J’ai fini de regarder Totems, la série d’espionnage dont Prime Video a distillé les dix épisodes sur plusieurs semaines, ce qui l’a rendue de plus en plus actuelle : l’invasion russe en Ukraine et la menace nucléaire qui l’accompagne ont fini par rimer de façon spectaculaire avec cet épisode de la guerre froide imaginé par Olivier Dujols et Juliette Soubrier (et produit par Jérôme Salle – c’est un peu compliqué de savoir qui fait quoi dans les séries, mais le dire comme ça me paraît à peu près juste).

L’histoire, celle d’un ingénieur aérospatial (Nils Schneider) recruté par le SDECE pour obtenir d’un savant russe des infos fondamentales pour la sécurité de la planète, comporte son lot d’invraisemblances. Mais elle offre quelques vrais moments de suspense – un embarquement sous surveillance à l’aéroport de Prague, notamment – et retrouve ici ou là le charme des « contes et légendes de la guerre froide », dont le canon esthétique pourrait venir du Troisième homme : pavés luisants d’une ville de l’Est (dans ce cas, Prague), personnages qui s’avèrent brutalement des agents doubles, séduisant patchwork linguistique – au moins, ici, les Soviétiques, bien joués par des acteurs russes, parlent la langue de Pouchkine. J’ai aussi pensé aux aventures de Tintin – beaucoup de poursuite dans des tunnels et de petits avions qui atterrissent dans des champs transformés en pistes de fortune. Dans L’Affaire Tournesol, il est aussi question de transfuge – Tournesol capturé par des espions bordures.

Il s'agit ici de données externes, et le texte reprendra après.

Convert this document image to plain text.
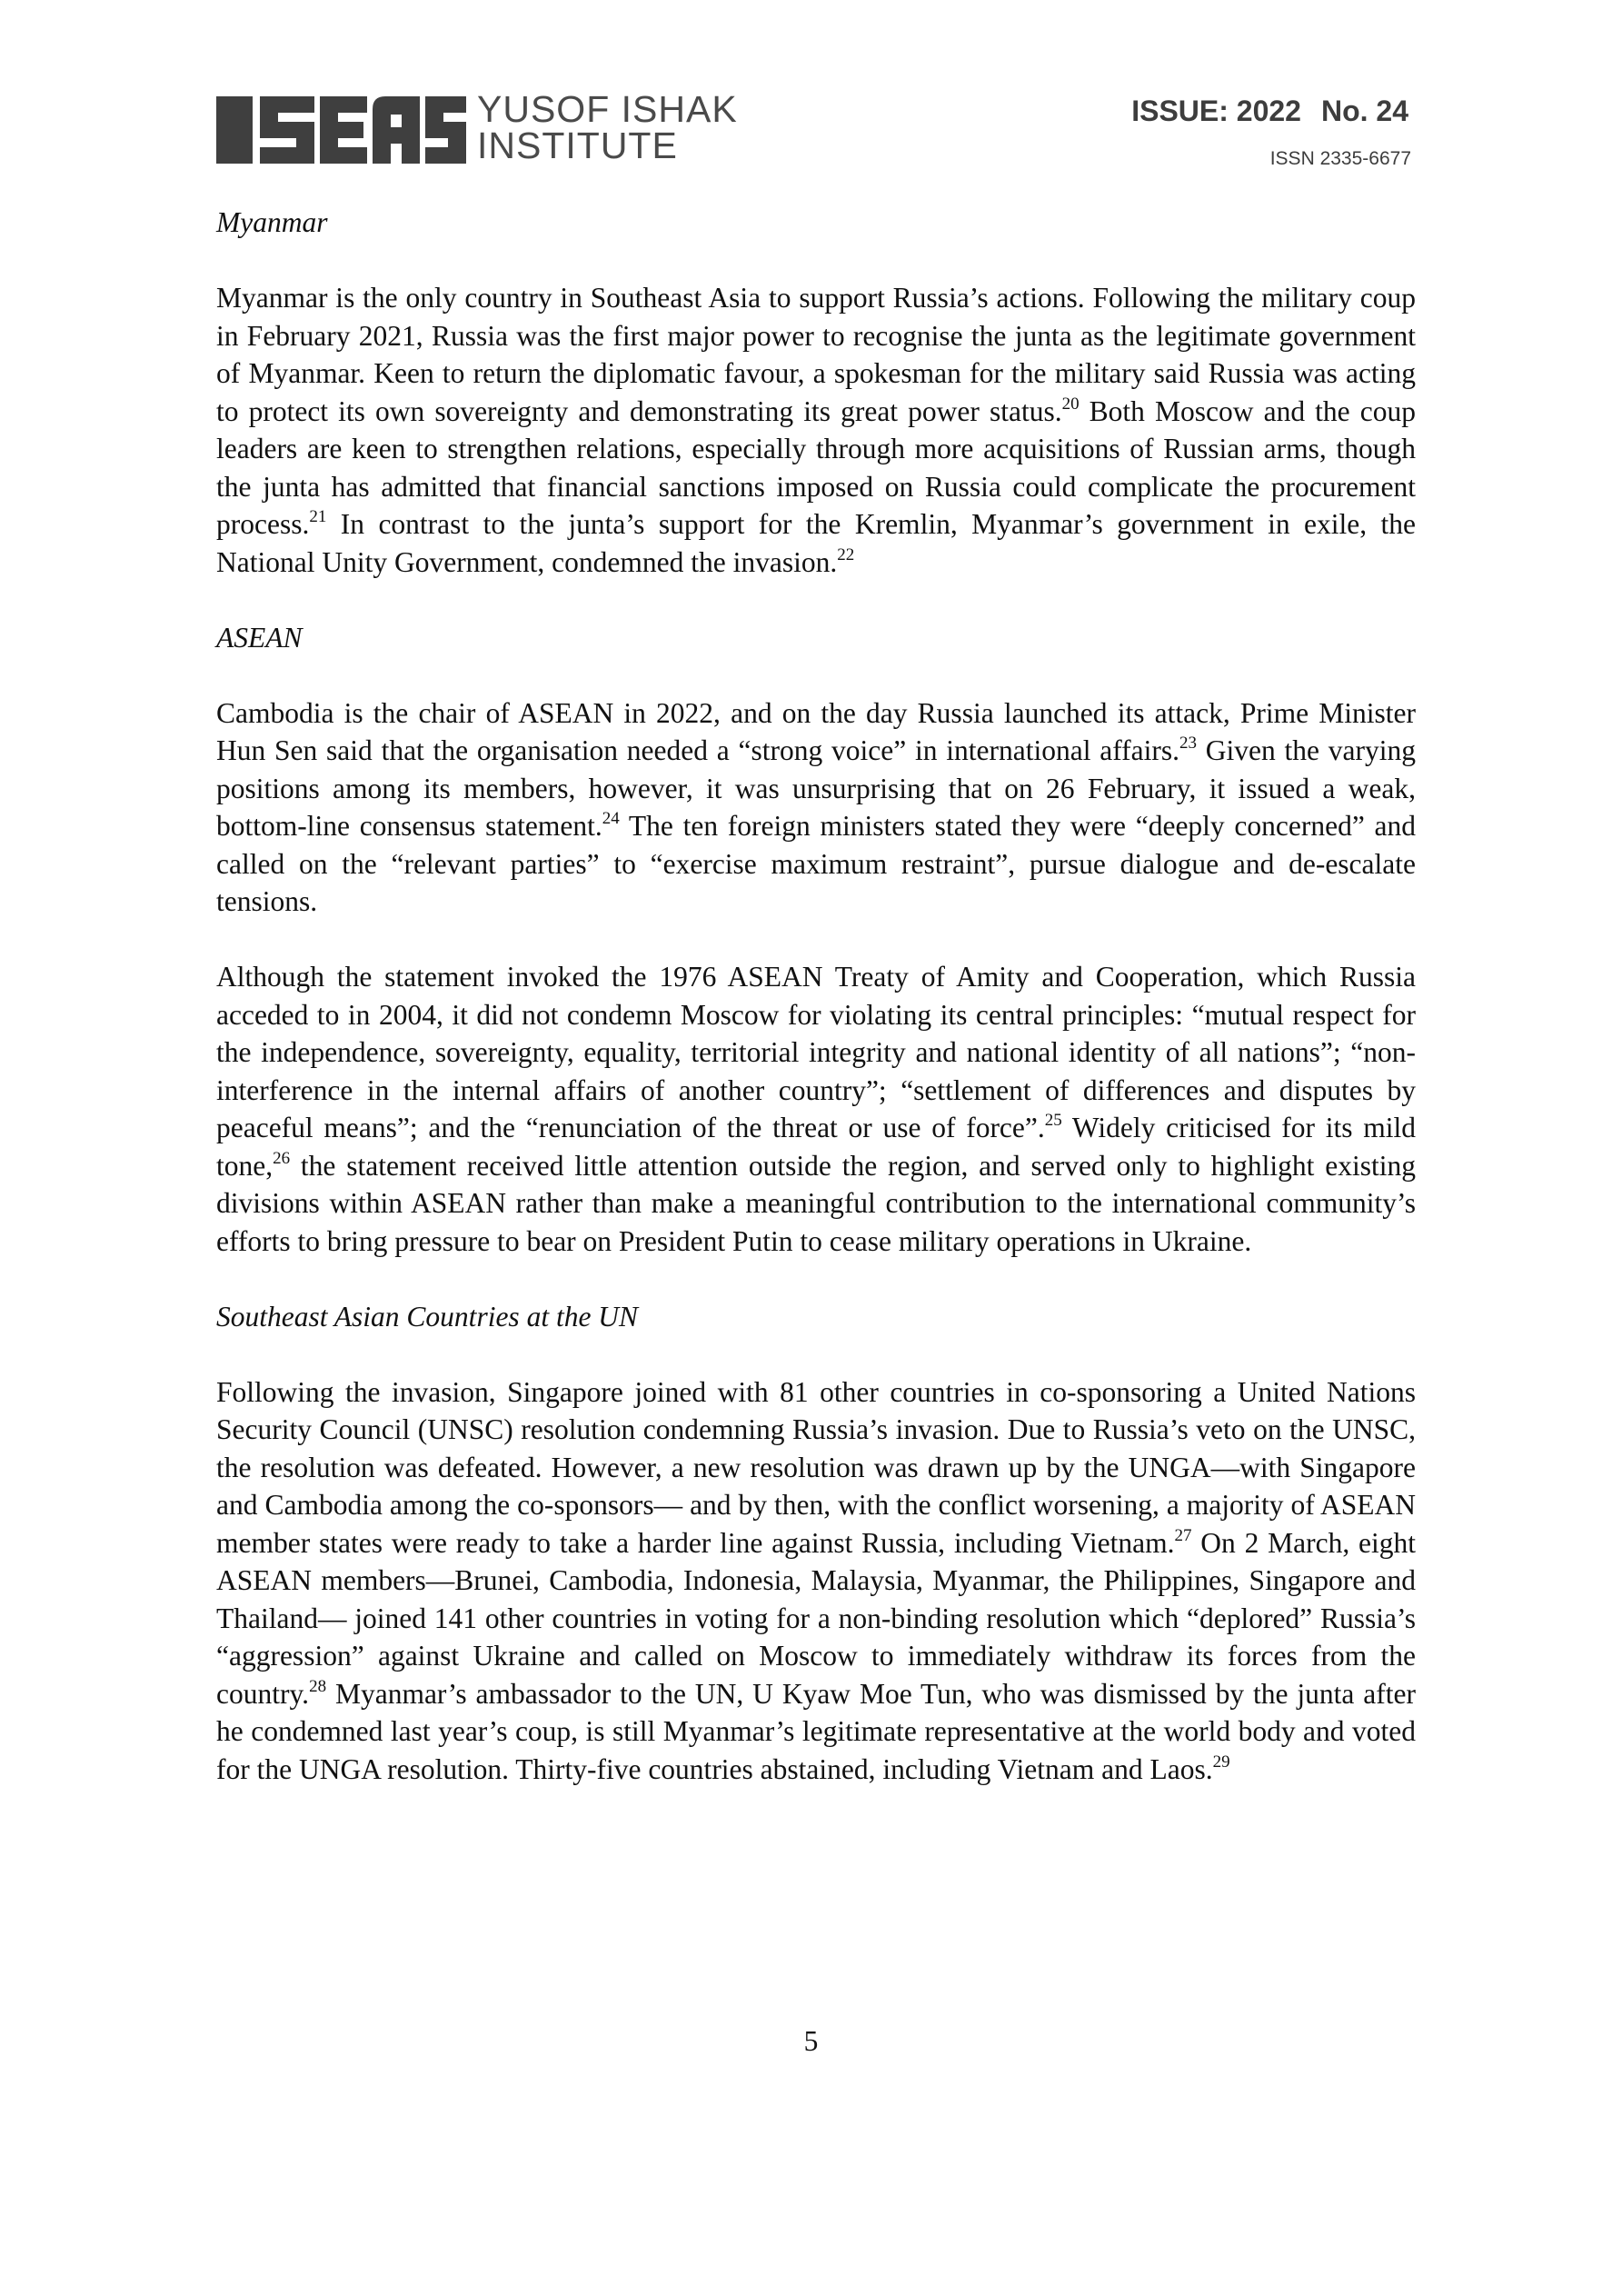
YUSOF ISHAK
INSTITUTE
ISSUE: 2022 No. 24
ISSN 2335-6677
Myanmar

Myanmar is the only country in Southeast Asia to support Russia’s actions. Following the military coup in February 2021, Russia was the first major power to recognise the junta as the legitimate government of Myanmar. Keen to return the diplomatic favour, a spokesman for the military said Russia was acting to protect its own sovereignty and demonstrating its great power status.$^{20}$ Both Moscow and the coup leaders are keen to strengthen relations, especially through more acquisitions of Russian arms, though the junta has admitted that financial sanctions imposed on Russia could complicate the procurement process.$^{21}$ In contrast to the junta’s support for the Kremlin, Myanmar’s government in exile, the National Unity Government, condemned the invasion.$^{22}$

ASEAN

Cambodia is the chair of ASEAN in 2022, and on the day Russia launched its attack, Prime Minister Hun Sen said that the organisation needed a “strong voice” in international affairs.$^{23}$ Given the varying positions among its members, however, it was unsurprising that on 26 February, it issued a weak, bottom-line consensus statement.$^{24}$ The ten foreign ministers stated they were “deeply concerned” and called on the “relevant parties” to “exercise maximum restraint”, pursue dialogue and de-escalate tensions.

Although the statement invoked the 1976 ASEAN Treaty of Amity and Cooperation, which Russia acceded to in 2004, it did not condemn Moscow for violating its central principles: “mutual respect for the independence, sovereignty, equality, territorial integrity and national identity of all nations”; “non-interference in the internal affairs of another country”; “settlement of differences and disputes by peaceful means”; and the “renunciation of the threat or use of force”.$^{25}$ Widely criticised for its mild tone,$^{26}$ the statement received little attention outside the region, and served only to highlight existing divisions within ASEAN rather than make a meaningful contribution to the international community’s efforts to bring pressure to bear on President Putin to cease military operations in Ukraine.

Southeast Asian Countries at the UN

Following the invasion, Singapore joined with 81 other countries in co-sponsoring a United Nations Security Council (UNSC) resolution condemning Russia’s invasion. Due to Russia’s veto on the UNSC, the resolution was defeated. However, a new resolution was drawn up by the UNGA―with Singapore and Cambodia among the co-sponsors― and by then, with the conflict worsening, a majority of ASEAN member states were ready to take a harder line against Russia, including Vietnam.$^{27}$ On 2 March, eight ASEAN members―Brunei, Cambodia, Indonesia, Malaysia, Myanmar, the Philippines, Singapore and Thailand― joined 141 other countries in voting for a non-binding resolution which “deplored” Russia’s “aggression” against Ukraine and called on Moscow to immediately withdraw its forces from the country.$^{28}$ Myanmar’s ambassador to the UN, U Kyaw Moe Tun, who was dismissed by the junta after he condemned last year’s coup, is still Myanmar’s legitimate representative at the world body and voted for the UNGA resolution. Thirty-five countries abstained, including Vietnam and Laos.$^{29}$

5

Elke Sommer et Paul Newman dans Pas de lauriers pour les tueurs

J’ai eu envie de revoir quelques films du même genre – dont certains, j’imagine, ont été également inspectés par les créateurs de Totems. Je passe sur les plus récents, type Maison Russie ou (magnifique) Pont des espions. Je cherchais plutôt des films contemporains du récit de Totems – les années 60.J’avais un souvenir amusé de Pas de lauriers pour les tueurs (Mark Robson, 1963), là encore une histoire de savant qu’on essaye de faire passer de l’autre côté du rideau de fer. Paul Newman y joue un romancier américain dragueur et vaguement alcoolo, venu à Stockholm recevoir un inattendu Prix Nobel. Parmi les autres nobellisés, un savant allemand qui a choisi l’exil aux États-Unis et que la RDA aimerait bien enfin récupérer. Newman, observateur, comprend qu’il y a quelque chose de louche…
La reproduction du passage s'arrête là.